EXHIBIT 99.11
February 8, 2004
Dear Divisional Board Member:
I am pleased to announce that Umpqua Holdings Corporation has signed a definitive agreement to acquire Western Sierra Bancorp and to integrate its subsidiary banks into Umpqua Bank. Western Sierra Bancorp operates as Western Sierra Bank, Central California Bank, Lake Community Bank and Auburn Community Bank in the greater Sacramento and San Joaquin Valley areas. Western Sierra Bancorp and Umpqua Holdings Corporation directors have approved the proposed transaction.
As you know, our long-term growth strategy has focused on building an Umpqua Bank network from Sacramento to Seattle. The addition of Western Sierra's 31 locations significantly increases Umpqua's presence in California and is an important step towards realizing our goal.
This proposed acquisition will increase Umpqua Bank's total assets to approximately $6.9 billion, its deposits to approximately $5.3 billion, shareholders' equity to approximately $1.1 billion, and will secure Umpqua Bank's presence in Northern California.

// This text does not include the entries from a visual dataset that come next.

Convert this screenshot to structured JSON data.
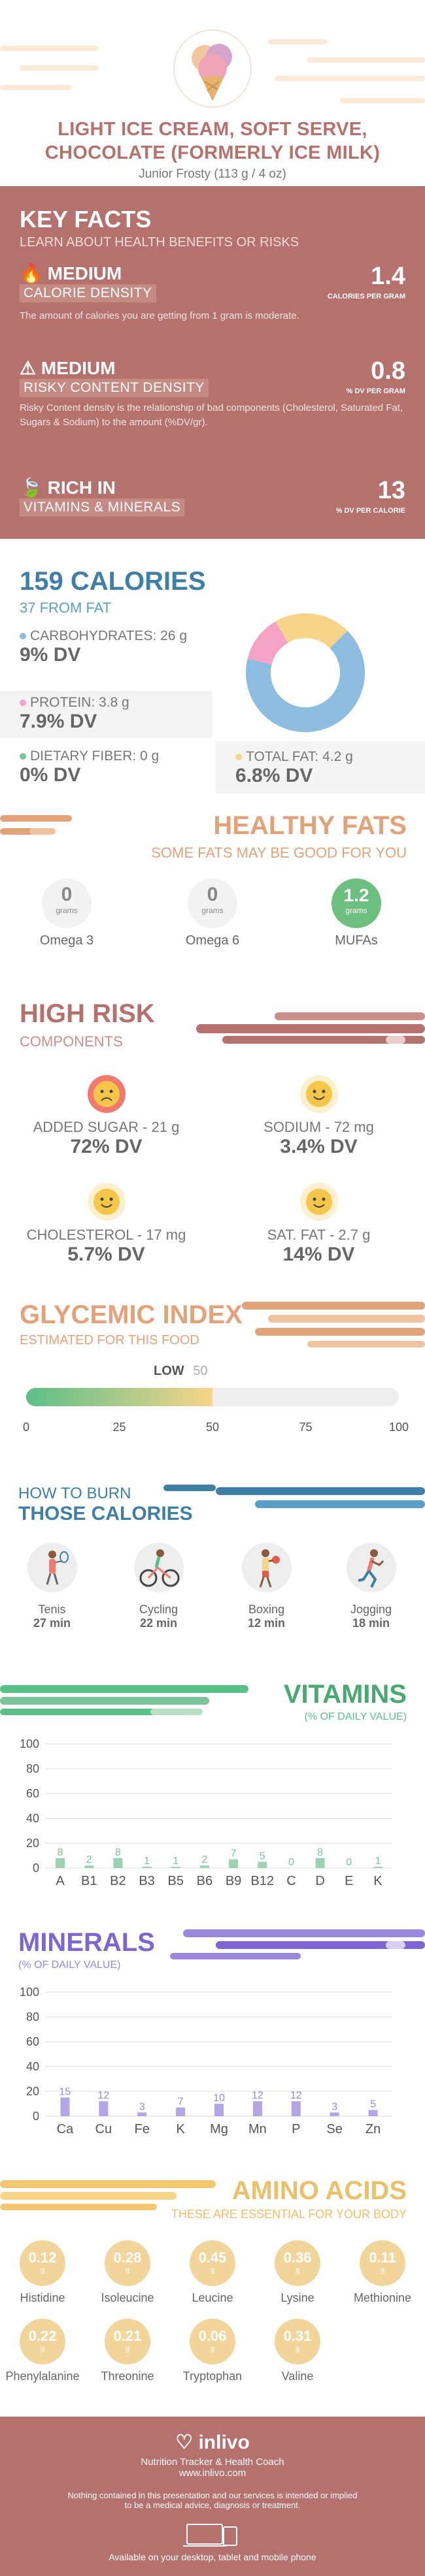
{
  "header": {
    "title_line1": "LIGHT ICE CREAM, SOFT SERVE,",
    "title_line2": "CHOCOLATE (FORMERLY ICE MILK)",
    "serving": "Junior Frosty (113 g / 4 oz)"
  },
  "key_facts": {
    "title": "KEY FACTS",
    "subtitle": "LEARN ABOUT HEALTH BENEFITS OR RISKS",
    "items": [
      {
        "level": "MEDIUM",
        "label": "CALORIE DENSITY",
        "value": "1.4",
        "unit": "CALORIES PER GRAM",
        "desc": "The amount of calories you are getting from 1 gram is moderate."
      },
      {
        "level": "MEDIUM",
        "label": "RISKY CONTENT DENSITY",
        "value": "0.8",
        "unit": "% DV PER GRAM",
        "desc": "Risky Content density is the relationship of bad components (Cholesterol, Saturated Fat, Sugars & Sodium) to the amount (%DV/gr)."
      },
      {
        "level": "RICH  IN",
        "label": "VITAMINS & MINERALS",
        "value": "13",
        "unit": "% DV PER CALORIE",
        "desc": ""
      }
    ]
  },
  "calories": {
    "title": "159 CALORIES",
    "from_fat": "37 FROM FAT",
    "carbs_label": "CARBOHYDRATES: 26 g",
    "carbs_dv": "9% DV",
    "protein_label": "PROTEIN: 3.8 g",
    "protein_dv": "7.9% DV",
    "fiber_label": "DIETARY FIBER: 0 g",
    "fiber_dv": "0% DV",
    "fat_label": "TOTAL FAT: 4.2 g",
    "fat_dv": "6.8% DV",
    "colors": {
      "carbs": "#8fbde0",
      "protein": "#f4a3c4",
      "fat": "#f6d58a",
      "fiber": "#7bc39a"
    }
  },
  "healthy_fats": {
    "title": "HEALTHY FATS",
    "subtitle": "SOME FATS MAY BE GOOD FOR YOU",
    "items": [
      {
        "value": "0",
        "unit": "grams",
        "name": "Omega 3"
      },
      {
        "value": "0",
        "unit": "grams",
        "name": "Omega 6"
      },
      {
        "value": "1.2",
        "unit": "grams",
        "name": "MUFAs"
      }
    ]
  },
  "high_risk": {
    "title": "HIGH RISK",
    "subtitle": "COMPONENTS",
    "items": [
      {
        "label": "ADDED SUGAR - 21 g",
        "dv": "72% DV",
        "face": "sad-face-icon"
      },
      {
        "label": "SODIUM - 72 mg",
        "dv": "3.4% DV",
        "face": "smile-face-icon"
      },
      {
        "label": "CHOLESTEROL - 17 mg",
        "dv": "5.7% DV",
        "face": "smile-face-icon"
      },
      {
        "label": "SAT. FAT - 2.7 g",
        "dv": "14% DV",
        "face": "smile-face-icon"
      }
    ]
  },
  "glycemic": {
    "title": "GLYCEMIC INDEX",
    "subtitle": "ESTIMATED FOR THIS FOOD",
    "level": "LOW",
    "value": "50",
    "value_fraction": 0.5,
    "ticks": [
      "0",
      "25",
      "50",
      "75",
      "100"
    ]
  },
  "burn": {
    "title_line1": "HOW TO BURN",
    "title_line2": "THOSE CALORIES",
    "items": [
      {
        "name": "Tenis",
        "min": "27 min",
        "icon": "tennis-icon"
      },
      {
        "name": "Cycling",
        "min": "22 min",
        "icon": "cycling-icon"
      },
      {
        "name": "Boxing",
        "min": "12 min",
        "icon": "boxing-icon"
      },
      {
        "name": "Jogging",
        "min": "18 min",
        "icon": "jogging-icon"
      }
    ]
  },
  "vitamins": {
    "title": "VITAMINS",
    "subtitle": "(% OF DAILY VALUE)"
  },
  "minerals": {
    "title": "MINERALS",
    "subtitle": "(% OF DAILY VALUE)"
  },
  "chart_data": [
    {
      "type": "bar",
      "title": "VITAMINS",
      "categories": [
        "A",
        "B1",
        "B2",
        "B3",
        "B5",
        "B6",
        "B9",
        "B12",
        "C",
        "D",
        "E",
        "K"
      ],
      "values": [
        8,
        2,
        8,
        1,
        1,
        2,
        7,
        5,
        0,
        8,
        0,
        1
      ],
      "ylim": [
        0,
        100
      ],
      "yticks": [
        "0",
        "20",
        "40",
        "60",
        "80",
        "100"
      ],
      "color": "#7bc39a"
    },
    {
      "type": "bar",
      "title": "MINERALS",
      "categories": [
        "Ca",
        "Cu",
        "Fe",
        "K",
        "Mg",
        "Mn",
        "P",
        "Se",
        "Zn"
      ],
      "values": [
        15,
        12,
        3,
        7,
        10,
        12,
        12,
        3,
        5
      ],
      "ylim": [
        0,
        100
      ],
      "yticks": [
        "0",
        "20",
        "40",
        "60",
        "80",
        "100"
      ],
      "color": "#9b87de"
    }
  ],
  "amino": {
    "title": "AMINO ACIDS",
    "subtitle": "THESE ARE ESSENTIAL FOR YOUR BODY",
    "unit": "g",
    "items": [
      {
        "value": "0.12",
        "name": "Histidine"
      },
      {
        "value": "0.28",
        "name": "Isoleucine"
      },
      {
        "value": "0.45",
        "name": "Leucine"
      },
      {
        "value": "0.36",
        "name": "Lysine"
      },
      {
        "value": "0.11",
        "name": "Methionine"
      },
      {
        "value": "0.22",
        "name": "Phenylalanine"
      },
      {
        "value": "0.21",
        "name": "Threonine"
      },
      {
        "value": "0.06",
        "name": "Tryptophan"
      },
      {
        "value": "0.31",
        "name": "Valine"
      }
    ]
  },
  "footer": {
    "brand": "inlivo",
    "tagline": "Nutrition Tracker & Health Coach",
    "url": "www.inlivo.com",
    "disclaimer_line1": "Nothing contained in this presentation and our services is intended or implied",
    "disclaimer_line2": "to be a medical advice, diagnosis or treatment.",
    "available": "Available on your desktop, tablet and mobile phone"
  }
}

This acquisition complements and reinforces our current California resources, store network, and our commitment to community banking. More than just filling in the California market, we are securing Umpqua Bank's status as the leading community bank of the West, a position that is advantageous to our customers, our employees and the communities we serve.
Like Umpqua, Western Sierra has a strong record of superior customer service and a commitment to community banking. Combining our resources will significantly add to our potential for community investment and activity.
As our presence in California grows, it's important to increase our connection with community leaders. As a result, we will be offering at least ten positions on an Umpqua Bank California Divisional Board of Directors.
We're pleased about this opportunity to take our vision of community banking to the next level and thank you for your support and leadership. If you have any questions about this acquisition, please feel free to contact Bill Fike in California at 916-783-2813 or Dave Edson in Oregon at 503-727-4105.
Raymond P. Davis
President & Chief Executive Officer
Umpqua Holdings Corporation
The foregoing may be deemed to be offering or solicitation materials of Umpqua Holdings Corporation and Western Sierra Bancorp in connection with the proposed acquisition of Western Sierra with and into Umpqua. Shareholders are urged to read the joint proxy statement/prospectus that will be included in the registration statement on Form S-4, which Umpqua will file with the SEC in connection with the proposed acquisition, because it will contain important information about Umpqua, Western Sierra, the acquisition and related matters. The directors and executive officers of Umpqua and Western Sierra may be deemed to be participants in the solicitation of proxies from their respective shareholders. Information regarding the participants and their security holdings can be found in each of Umpqua's and Western Sierra's most recent proxy statements filed with the SEC and the joint proxy statement/prospectus when it is filed with the SEC. All documents filed with the SEC are or will be available for free, both on the SEC web site (http://www.sec.gov) and from Umpqua by directing a request to Umpqua Holdings Corporation, Attention: Investor Relations, One SW Columbia Street, Suite 1200, Portland, OR 97258, and from Western Sierra by directing a request to Western Sierra Bancorp, Investor Relations, 4080 Plaza Goldorado Circle, Cameron Park, CA 95682.
This letter includes forward-looking statements within the meaning of the "Safe-Harbor" provisions of the Private Securities Litigation Reform Act of 1995, which management believes are a benefit to shareholders. These statements are necessarily subject to risk and uncertainty and actual results could differ materially due to certain risk factors, including those set forth from time to time in Umpqua's filings with the SEC. You should not place undue reliance on forward-looking statements and we undertake no obligation to update any such statements. Specific risks in this press release include whether both companies receive regulatory and shareholder approvals and management's ability to effectively integrate the companies.